December 07, 2009
CONTACT: Peter Pappas
The U.S. Commerce Department's Patent and Trademark Office (USPTO) will pilot a program to accelerate the examination of certain green technology patent applications
WASHINGTON - The U.S. Commerce Department’s Patent and Trademark Office (USPTO) will pilot a program to accelerate the examination of certain “green” technology patent applications, Secretary Gary Locke announced on Monday. The new initiative, coming days before the United Nations Climate Change Conference in Copenhagen, Denmark, will accelerate the development and deployment of green technology, create green jobs, and promote U.S. competitiveness in this vital sector.
“American competitiveness depends on innovation and innovation depends on creative Americans developing new technology,” U.S. Commerce Secretary Gary Locke said. “By ensuring that many new products will receive patent protection more quickly, we can encourage our brightest innovators to invest needed resources in developing new technologies and help bring those technologies to market more quickly.”

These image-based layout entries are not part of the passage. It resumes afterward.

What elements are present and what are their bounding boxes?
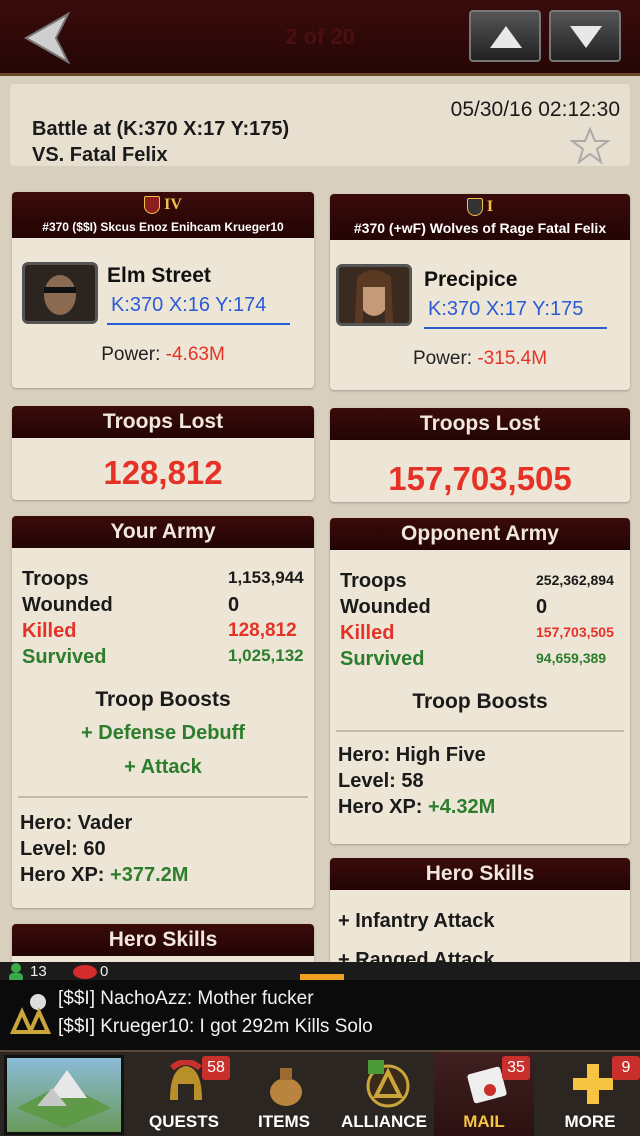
- hero-level: Level: 58: [338, 770, 424, 792]
- arrow-up-icon: [490, 26, 522, 48]
- skill-item: + Infantry Attack: [338, 910, 495, 932]
- battle-header: 05/30/16 02:12:30 Battle at (K:370 X:17 …: [10, 84, 630, 166]
- alliance-icon: [366, 1060, 410, 1108]
- stat-row-troops: Troops 252,362,894: [340, 570, 614, 592]
- defender-card: I #370 (+wF) Wolves of Rage Fatal Felix …: [330, 194, 630, 390]
- divider: [336, 730, 624, 732]
- boost-item: + Attack: [124, 756, 202, 778]
- attacker-header: IV #370 ($$I) Skcus Enoz Enihcam Krueger…: [12, 192, 314, 238]
- hero-xp: Hero XP: +377.2M: [20, 864, 189, 886]
- opponent-army-panel: Opponent Army Troops 252,362,894 Wounded…: [330, 518, 630, 844]
- item-bag-icon: [270, 1068, 302, 1106]
- map-icon: [17, 1070, 111, 1128]
- defender-avatar[interactable]: [336, 264, 412, 326]
- troop-boosts-title: Troop Boosts: [412, 690, 548, 713]
- defender-alliance: #370 (+wF) Wolves of Rage Fatal Felix: [353, 220, 607, 236]
- troops-lost-title: Troops Lost: [12, 406, 314, 438]
- boost-item: + Defense Debuff: [81, 722, 245, 744]
- tab-label: ITEMS: [258, 1112, 310, 1131]
- chat-message: [$$I] Krueger10: I got 292m Kills Solo: [58, 1016, 373, 1037]
- hero-name: Hero: Vader: [20, 812, 133, 834]
- defender-troops-lost: Troops Lost 157,703,505: [330, 408, 630, 502]
- tab-items[interactable]: ITEMS: [234, 1052, 334, 1136]
- tab-label: QUESTS: [149, 1112, 219, 1131]
- troop-boosts-title: Troop Boosts: [95, 688, 231, 711]
- badge: 58: [202, 1056, 230, 1080]
- top-bar: 2 of 20: [0, 0, 640, 76]
- stat-row-survived: Survived 94,659,389: [340, 648, 607, 670]
- rank-shield-icon: [144, 196, 161, 215]
- hero-skills-title: Hero Skills: [330, 858, 630, 890]
- bottom-nav: 58 QUESTS ITEMS ALLIANCE 35 MAIL 9 MORE: [0, 1050, 640, 1136]
- attacker-rank: IV: [12, 196, 314, 215]
- hero-name: Hero: High Five: [338, 744, 486, 766]
- defender-power: Power: -315.4M: [412, 348, 548, 369]
- battle-opponent: VS. Fatal Felix: [32, 144, 168, 166]
- next-button[interactable]: [549, 10, 621, 62]
- attacker-card: IV #370 ($$I) Skcus Enoz Enihcam Krueger…: [12, 192, 314, 388]
- attacker-avatar[interactable]: [22, 262, 98, 324]
- badge: 9: [612, 1056, 640, 1080]
- attacker-troops-lost: Troops Lost 128,812: [12, 406, 314, 500]
- hero-level: Level: 60: [20, 838, 106, 860]
- rank-shield-icon: [466, 198, 483, 217]
- tab-label: MAIL: [463, 1112, 505, 1131]
- stat-row-wounded: Wounded 0: [22, 594, 240, 616]
- attacker-coords[interactable]: K:370 X:16 Y:174: [107, 294, 290, 325]
- stat-row-survived: Survived 1,025,132: [22, 646, 304, 668]
- chat-box[interactable]: [$$I] NachoAzz: Mother fucker [$$I] Krue…: [0, 980, 640, 1050]
- hero-xp: Hero XP: +4.32M: [338, 796, 496, 818]
- user-icon: [9, 963, 23, 982]
- stat-row-troops: Troops 1,153,944: [22, 568, 304, 590]
- hero-portrait-icon: [339, 267, 409, 323]
- tab-quests[interactable]: 58 QUESTS: [134, 1052, 234, 1136]
- chat-bubble-icon: [73, 965, 97, 979]
- stat-row-killed: Killed 157,703,505: [340, 622, 614, 644]
- stat-row-killed: Killed 128,812: [22, 620, 297, 642]
- online-count: 13: [30, 963, 47, 980]
- attacker-name: Elm Street: [107, 264, 211, 287]
- badge: 35: [502, 1056, 530, 1080]
- page-count: 2 of 20: [285, 24, 355, 49]
- defender-header: I #370 (+wF) Wolves of Rage Fatal Felix: [330, 194, 630, 240]
- defender-rank: I: [330, 198, 630, 217]
- alliance-chat-icon: [9, 994, 52, 1034]
- attacker-alliance: #370 ($$I) Skcus Enoz Enihcam Krueger10: [42, 220, 284, 234]
- previous-button[interactable]: [469, 10, 541, 62]
- troops-lost-title: Troops Lost: [330, 408, 630, 440]
- tab-mail[interactable]: 35 MAIL: [434, 1052, 534, 1136]
- tab-label: ALLIANCE: [341, 1112, 427, 1131]
- plus-icon: [573, 1064, 613, 1104]
- army-title: Opponent Army: [330, 518, 630, 550]
- hero-skills-title: Hero Skills: [12, 924, 314, 956]
- arrow-down-icon: [570, 26, 602, 48]
- message-count: 0: [100, 963, 109, 980]
- chat-message: [$$I] NachoAzz: Mother fucker: [58, 988, 314, 1009]
- divider: [18, 796, 308, 798]
- attacker-power: Power: -4.63M: [101, 344, 225, 365]
- army-title: Your Army: [12, 516, 314, 548]
- tab-label: MORE: [564, 1112, 616, 1131]
- hero-portrait-icon: [25, 265, 95, 321]
- battle-title[interactable]: Battle at (K:370 X:17 Y:175): [32, 118, 289, 141]
- defender-coords[interactable]: K:370 X:17 Y:175: [424, 298, 607, 329]
- defender-name: Precipice: [424, 268, 518, 291]
- tab-more[interactable]: 9 MORE: [540, 1052, 640, 1136]
- tab-alliance[interactable]: ALLIANCE: [334, 1052, 434, 1136]
- your-army-panel: Your Army Troops 1,153,944 Wounded 0 Kil…: [12, 516, 314, 908]
- favorite-star-icon[interactable]: [570, 126, 610, 166]
- troops-lost-value: 157,703,505: [388, 460, 572, 497]
- troops-lost-value: 128,812: [103, 454, 223, 491]
- world-map-button[interactable]: [4, 1055, 124, 1135]
- battle-date: 05/30/16 02:12:30: [450, 98, 620, 121]
- stat-row-wounded: Wounded 0: [340, 596, 548, 618]
- chat-status-bar: 13 0: [0, 962, 640, 982]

Locke announced the USPTO pilot program at a press conference with U.S. Energy Secretary Steven Chu today at the Commerce Department’s headquarters.
“Every day an important green tech innovation is hindered from coming to market is another day we harm our planet and another day lost in creating green businesses and green jobs,” Under Secretary of Commerce for Intellectual Property and Director of the USPTO David Kappos said. “Applications in this pilot program will see a significant savings in pendency, which will help bring green innovations to market more quickly.”
Pending patent applications in green technologies will be eligible to be accorded special status and given expedited examination, which will have the effect of reducing the time it takes to patent these technologies by an average of one year. Earlier patenting of these technologies enables inventors to secure funding, create businesses, and bring vital green technologies into use much sooner.
Patent applications are normally taken up for examination in the order that they are filed. The average pendency time for applications in green technology areas is approximately 30 months to a first office action and 40 months to a final decision. Under the pilot program, for the first 3,000 applications related to green technologies in which a proper petition is filed, the agency will examine the applications on an accelerated basis.
Carl Horton, Chief Intellectual Property Counsel of General Electric, hailed the new initiative.
"We hail this initiative as an excellent incentive to fuel further innovation of clean technology and a terrific mechanism to speed the dissemination of these patented technologies throughout the world,” Horton said.
Michael Sykes, an independent inventor who has spent the last 25 years working on technology to make homes more energy efficient, commented: “ All my inventions relate to energy and energy inventions pay for themselves- so speeding up the process helps me as a businessman, and helps the end user start saving.”
If successful, the USPTO will examine ways to continue and expand the initiative.